Description
Set roughly twenty years after the events of its predecessor, the film opens with Karl Berger, Jr., son of the previous film's antagonist, using a machete to kill the sole survivor of a drug deal gone wrong. The film then switches to Hamburg reporter Paul Glas, who is meeting with an informant known as "Mr. X" to discuss a series of recent murders Glas believes are connected to the killing spree Karl, Sr. went on two decades ago. After showing Glas top secret photographs of several victims, Mr. X tells the reporter everything the authorities know about the murders.
Switching to two years ago, Karl, Jr. is shown being given a machete as a birthday present by his adoptive mother, a decrepit old woman and Karl, Sr.'s lover, who discovered and buried the original Karl's remains, and took in the son he gave birth to, intent on raising him to be the ultimate killing machine in order to avenge his father's death. Sent out to fulfill his destiny, Karl attacks a quintet of campers, killing two and taking the other three back home, where he mutilates and tortures them to death for the amusement of his mother, who drinks the victims' blood and allows her son to perform cunnilingus on her as a reward for his good work. Embarking on a homicidal rampage, and occasionally returning home to rest and be told perverted bedtime stories by his mother, Karl murders a pair of fishermen, a group of construction workers, a jogger, and a young couple. Karl's spree culminates in him breaking into a pornographic theatre, where he guns down the manager and over a dozen patrons. Upon returning home after this mass shooting, Karl discovers his mother has been decapitated, her severed head informing him "your father's back" before expiring.

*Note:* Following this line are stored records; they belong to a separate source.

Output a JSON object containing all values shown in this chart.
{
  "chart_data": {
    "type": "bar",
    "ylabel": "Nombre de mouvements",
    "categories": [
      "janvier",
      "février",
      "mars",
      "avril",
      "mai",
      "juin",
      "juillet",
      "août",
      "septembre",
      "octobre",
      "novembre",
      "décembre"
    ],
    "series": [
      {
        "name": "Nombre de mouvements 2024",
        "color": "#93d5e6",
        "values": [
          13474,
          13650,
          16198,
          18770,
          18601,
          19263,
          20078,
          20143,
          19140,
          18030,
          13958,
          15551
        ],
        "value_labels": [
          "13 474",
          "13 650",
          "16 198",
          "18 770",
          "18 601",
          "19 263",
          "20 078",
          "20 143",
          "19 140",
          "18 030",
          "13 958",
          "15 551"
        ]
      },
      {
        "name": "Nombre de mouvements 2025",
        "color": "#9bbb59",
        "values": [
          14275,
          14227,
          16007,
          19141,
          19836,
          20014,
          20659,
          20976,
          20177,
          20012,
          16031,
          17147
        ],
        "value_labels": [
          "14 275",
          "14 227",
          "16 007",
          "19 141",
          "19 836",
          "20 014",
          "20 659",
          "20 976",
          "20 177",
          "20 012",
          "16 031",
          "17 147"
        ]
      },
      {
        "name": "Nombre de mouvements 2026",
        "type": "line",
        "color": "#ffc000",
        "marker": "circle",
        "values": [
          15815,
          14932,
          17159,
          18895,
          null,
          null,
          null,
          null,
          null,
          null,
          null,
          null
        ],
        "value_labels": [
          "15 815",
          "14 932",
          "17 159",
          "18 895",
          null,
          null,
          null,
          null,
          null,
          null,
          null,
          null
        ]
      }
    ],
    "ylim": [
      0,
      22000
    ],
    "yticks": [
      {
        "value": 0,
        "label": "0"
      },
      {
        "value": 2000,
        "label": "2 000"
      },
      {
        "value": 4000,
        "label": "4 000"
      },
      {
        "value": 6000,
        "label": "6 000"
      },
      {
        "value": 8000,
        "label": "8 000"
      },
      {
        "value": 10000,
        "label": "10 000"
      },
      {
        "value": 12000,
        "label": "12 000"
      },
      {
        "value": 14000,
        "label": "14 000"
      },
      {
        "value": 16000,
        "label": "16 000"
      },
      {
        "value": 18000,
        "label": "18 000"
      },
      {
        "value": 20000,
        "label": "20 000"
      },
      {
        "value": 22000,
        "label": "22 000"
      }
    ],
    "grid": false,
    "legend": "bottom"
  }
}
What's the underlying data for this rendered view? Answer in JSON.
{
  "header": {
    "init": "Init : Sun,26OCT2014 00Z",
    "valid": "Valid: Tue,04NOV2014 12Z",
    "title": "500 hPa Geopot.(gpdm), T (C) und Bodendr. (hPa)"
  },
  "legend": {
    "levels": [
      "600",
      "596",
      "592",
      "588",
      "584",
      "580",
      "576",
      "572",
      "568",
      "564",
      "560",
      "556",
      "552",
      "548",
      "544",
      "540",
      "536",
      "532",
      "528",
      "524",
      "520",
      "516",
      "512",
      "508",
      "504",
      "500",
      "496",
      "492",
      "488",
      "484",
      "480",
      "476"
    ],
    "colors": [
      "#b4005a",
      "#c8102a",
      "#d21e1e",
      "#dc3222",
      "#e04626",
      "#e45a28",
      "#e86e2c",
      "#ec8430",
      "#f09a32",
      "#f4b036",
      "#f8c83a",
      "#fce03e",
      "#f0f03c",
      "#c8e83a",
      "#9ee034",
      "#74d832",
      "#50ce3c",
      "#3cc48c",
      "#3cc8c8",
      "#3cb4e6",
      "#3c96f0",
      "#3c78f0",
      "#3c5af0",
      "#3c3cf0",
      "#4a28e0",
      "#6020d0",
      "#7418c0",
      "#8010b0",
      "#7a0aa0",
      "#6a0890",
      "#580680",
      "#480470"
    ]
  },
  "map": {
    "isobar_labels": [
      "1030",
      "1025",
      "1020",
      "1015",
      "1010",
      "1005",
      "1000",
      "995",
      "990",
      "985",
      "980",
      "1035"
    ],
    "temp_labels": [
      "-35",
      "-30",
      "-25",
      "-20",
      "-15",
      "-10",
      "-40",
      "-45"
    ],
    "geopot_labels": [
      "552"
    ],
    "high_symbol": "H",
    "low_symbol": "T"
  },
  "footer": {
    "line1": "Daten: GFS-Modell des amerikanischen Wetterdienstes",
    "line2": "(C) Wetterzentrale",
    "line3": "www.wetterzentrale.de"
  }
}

In the present day, Mr. X tells Glas that the police eventually discovered the killer's cabin, which had an old woman's head and at least fifteen dismembered bodies in it. When asked by Glas if the man responsible was ever caught, Mr. X says no, and bids Glas goodbye, reminding him that he absolutely must not publish the pictures he had given him. Leaving shortly after Mr. X does, Glas rips up the photographs, deeming the story he has been told too twisted to tell the public.